I could see him unravel at the seams and felt the need to step in. "It- it's okay. She didn't... she just grabbed me and kissed me. No one could've known what was happening."

"Don't do that," He said quickly. His voice was firm. "Don't minimize it, don't excuse it. It wasn't okay. It shouldn't have happened." I opened my mouth but he reached out and took either of my hands in his, squeezing them tightly. "Hey, I mean it. You didn't deserve that. I'm sorry you went through that and I'm sorry that you have to carry it with you."

I looked down at our hands. He was rubbing his thumb against the back of mine. My hands were clammy. But his were soft, and slightly rough on the edges. I pulled him toward me and he instantly reciprocated. He enveloped me in a hug, our bent legs tangling together, and he tucked his face into the crook of my neck.
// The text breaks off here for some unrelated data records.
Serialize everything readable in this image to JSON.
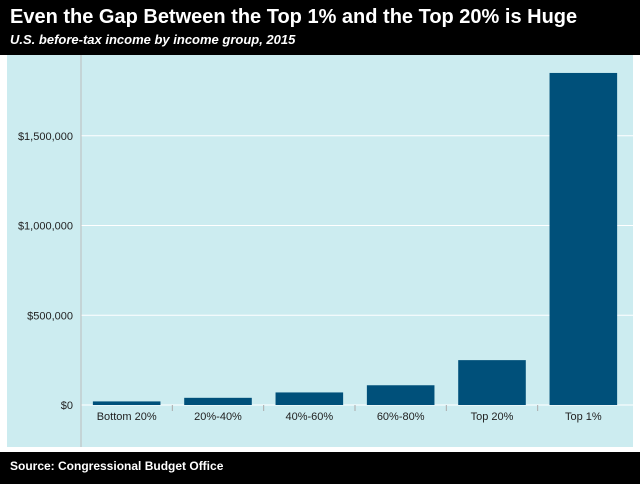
{
  "colors": {
    "plot_background": "#ccecf0",
    "bar": "#00507a",
    "grid": "#ffffff",
    "header_background": "#000000"
  },
  "header": {
    "title": "Even the Gap Between the Top 1% and the Top 20% is Huge",
    "subtitle": "U.S. before-tax income by income group, 2015"
  },
  "footer": {
    "source": "Source: Congressional Budget Office"
  },
  "chart_data": {
    "type": "bar",
    "categories": [
      "Bottom 20%",
      "20%-40%",
      "40%-60%",
      "60%-80%",
      "Top 20%",
      "Top 1%"
    ],
    "values": [
      20000,
      40000,
      70000,
      110000,
      250000,
      1850000
    ],
    "ylim": [
      0,
      1950000
    ],
    "yticks": [
      0,
      500000,
      1000000,
      1500000
    ],
    "ytick_labels": [
      "$0",
      "$500,000",
      "$1,000,000",
      "$1,500,000"
    ],
    "grid": true
  }
}
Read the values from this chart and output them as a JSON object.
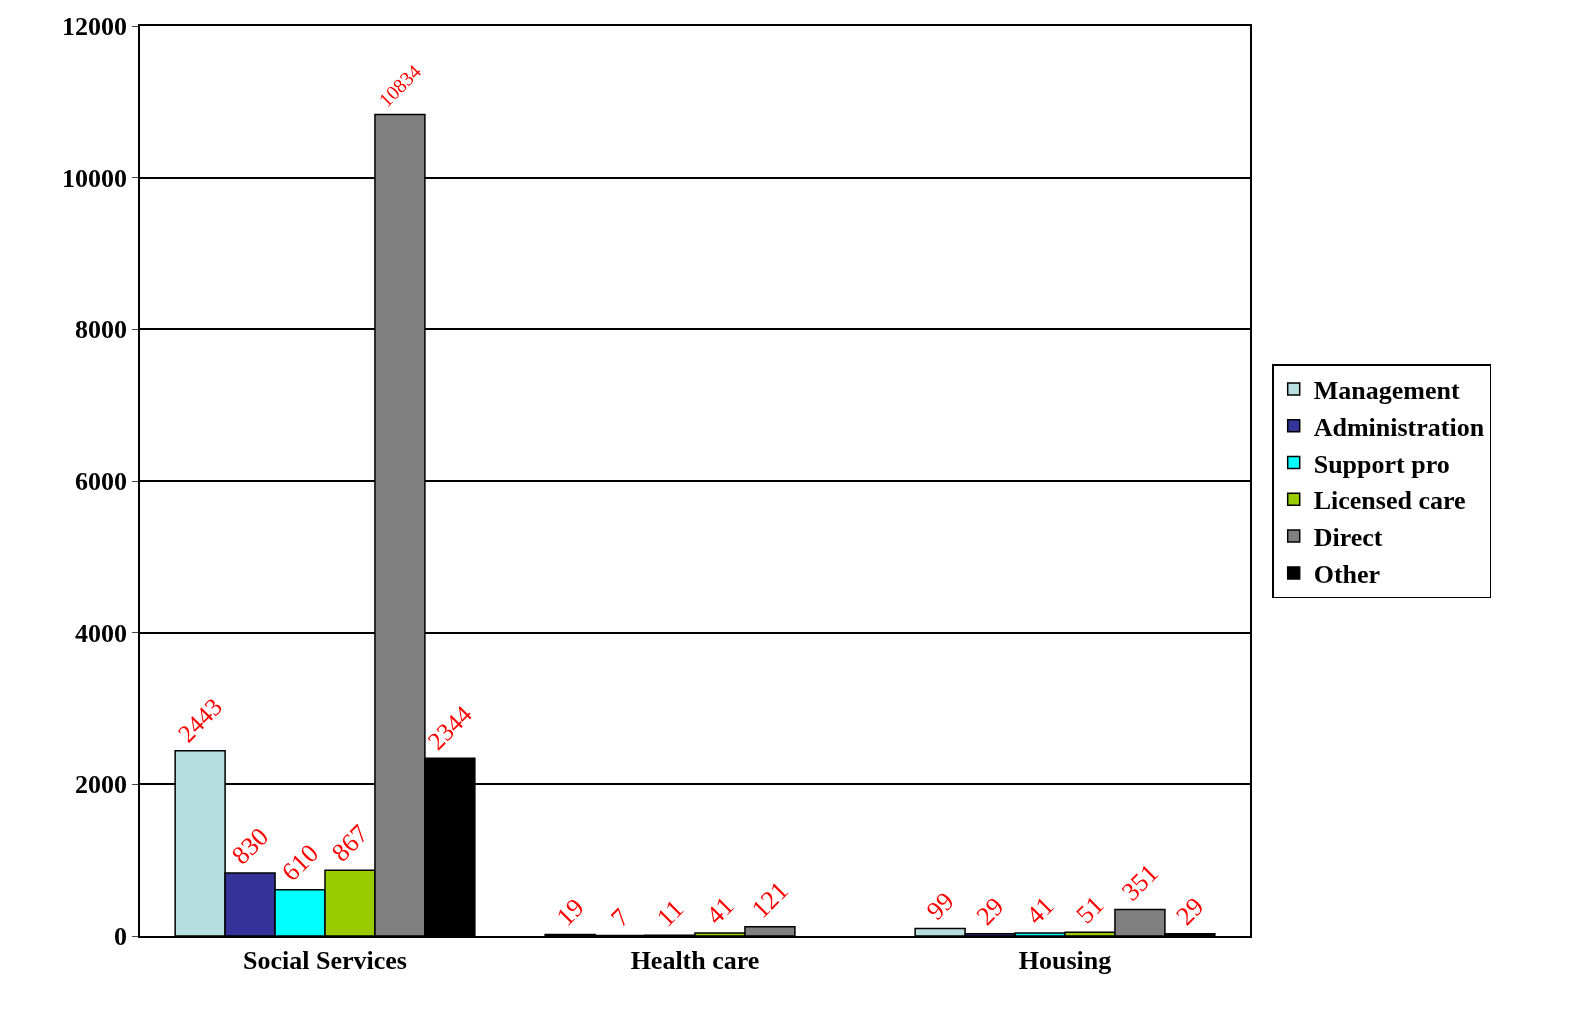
{
  "chart_data": {
    "type": "bar",
    "categories": [
      "Social Services",
      "Health care",
      "Housing"
    ],
    "series": [
      {
        "name": "Management",
        "color": "#b8dfe0",
        "values": [
          2443,
          19,
          99
        ],
        "value_labels": [
          "2443",
          "19",
          "99"
        ]
      },
      {
        "name": "Administration",
        "color": "#333399",
        "values": [
          830,
          7,
          29
        ],
        "value_labels": [
          "830",
          "7",
          "29"
        ]
      },
      {
        "name": "Support pro",
        "color": "#00ffff",
        "values": [
          610,
          11,
          41
        ],
        "value_labels": [
          "610",
          "11",
          "41"
        ]
      },
      {
        "name": "Licensed care",
        "color": "#99cc00",
        "values": [
          867,
          41,
          51
        ],
        "value_labels": [
          "867",
          "41",
          "51"
        ]
      },
      {
        "name": "Direct",
        "color": "#808080",
        "values": [
          10834,
          121,
          351
        ],
        "value_labels": [
          "10834",
          "121",
          "351"
        ]
      },
      {
        "name": "Other",
        "color": "#000000",
        "values": [
          2344,
          null,
          29
        ],
        "value_labels": [
          "2344",
          null,
          "29"
        ]
      }
    ],
    "ylim": [
      0,
      12000
    ],
    "yticks": [
      0,
      2000,
      4000,
      6000,
      8000,
      10000,
      12000
    ],
    "grid": "y",
    "legend": "right"
  }
}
I didn't cry. I let him hold me and it felt safe. Like, despite being in the optimal position to do so, he wouldn't press his lips against my neck or let his hands travel further down my torso. He only held me.

I felt safe telling him - just as I told my uncle: "That's not all, I think-"

We were cut off by the squeak of sneakers. I pulled away faster than Joseph did and I felt the odd look he gave me when I did so. I didn't respond to it.

Brent was in the doorway, his hair still wet from his shower. He'd changed out of his uniform and he had his bag on his shoulder. Most notable, his eyes bore into us with a fierceness I hardly recognized.

I stood and, like an obediant dog who'd just been called by its master, I went to him.